Missing piece from a jigsaw puzzle revealing the British flag question mark European flag
Added on June 11th 2016

Brexit or Bremain – How it Might Affect House Prices
Everyone accepts that house prices will fall if there’s a Brexit – it’s a mainstay of the campaign on both sides. People with property don’t want it to happen and those looking to get onto the ladder can’t wait.

This drop in prices will be caused by either a fall in demand from overseas buyers or by a rise in interest rates, which will deter many UK-based buyers.

The Treasury has said that there could be a fall of between ten and 18% in as little as two years, while other experts expect a fall of as much as 25%. Brexiters are blaming immigration for the rise in house prices while Bremainers are asking homeowners to look after their investments by voting “in”.

It ain’t necessarily so
Wellesley Finance commissioned a YouGov survey and found that out of the voters who believe prices will fall, around 60% of them think it’ll take five years for prices to come back, with 29% fearing a slump of ten years or more.

However, younger voters think that a Brexit will make houses even more unaffordable.
Property expert Russell Quirk of online estate agent eMoov claims that the price-fall argument is wrong and that prices will rise whatever happens after the referendum.

Shortfall
He says that successive governments since the 1950s have failed to provide the UK population with enough new houses, with each year seeing a shortfall of around 100,000 homes.

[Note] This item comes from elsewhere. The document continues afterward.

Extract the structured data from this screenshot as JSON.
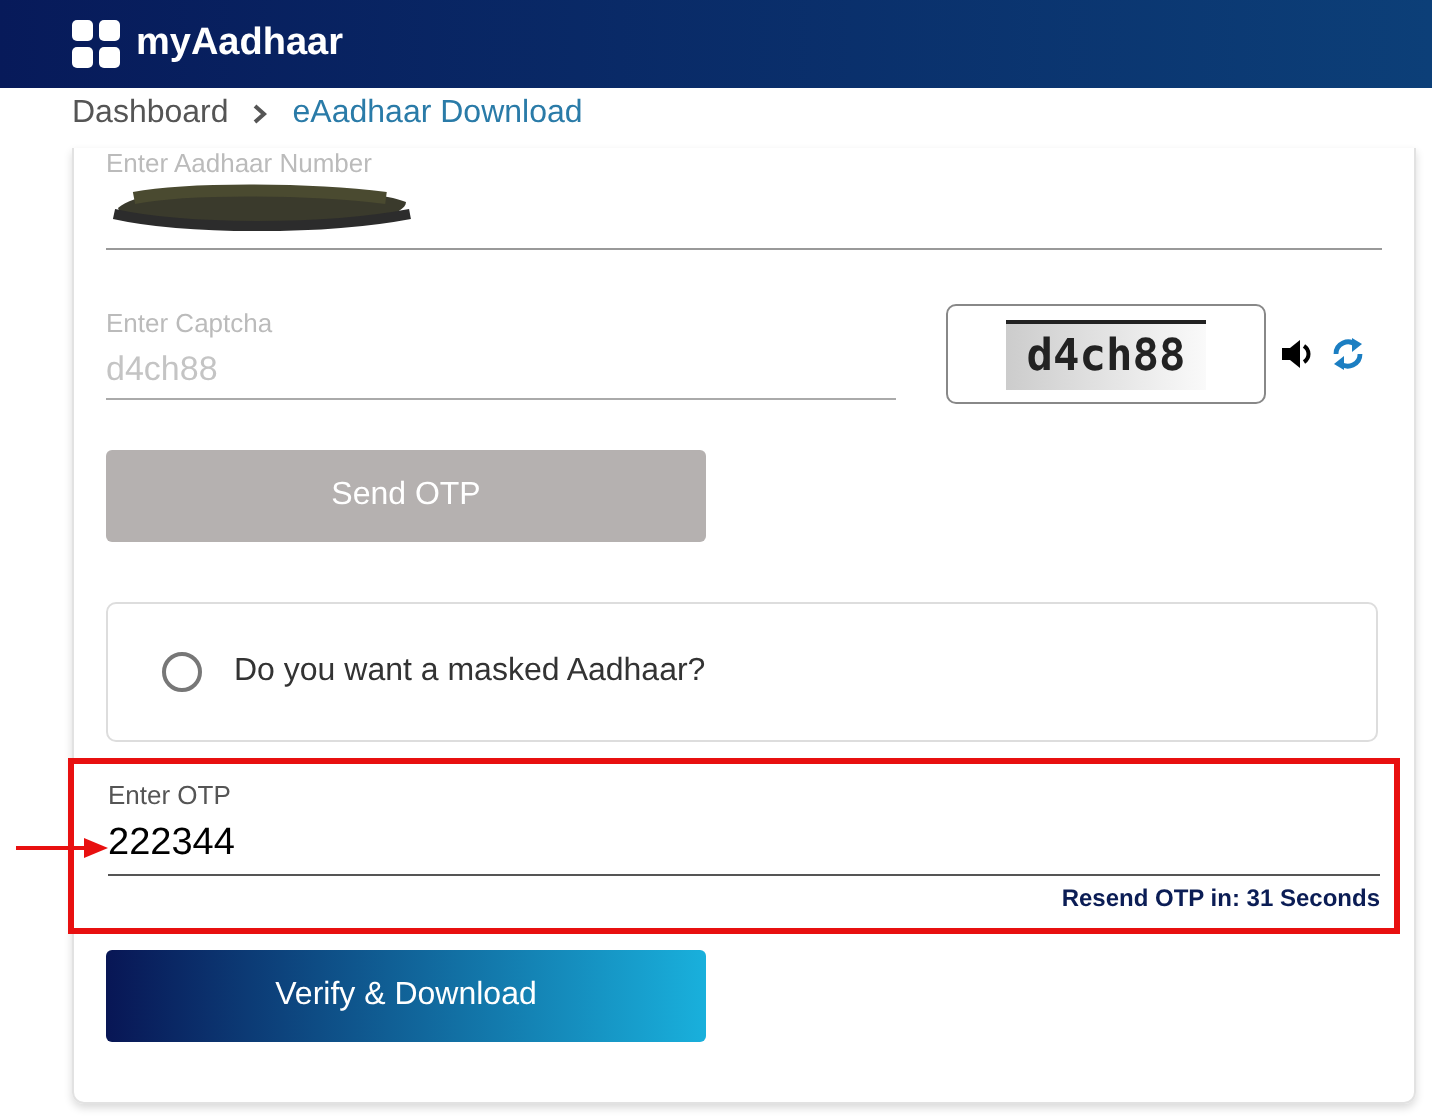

Even if all immigration – EU and non-EU – stopped, the UK’s population growth and the increase in life expectancies would still be too fast for house-building programmes to catch up. Additionally, around 25% of UK households have just one person in them. This all adds up to more demand than supply, which can only ever mean price rises.

International estate agent JLL claims that overseas investors will find the UK even more attractive after a Brexit, as the pound will lose value, leading to a rise in foreign buyers – some from outside the EU – which is a huge irony for Brexiters.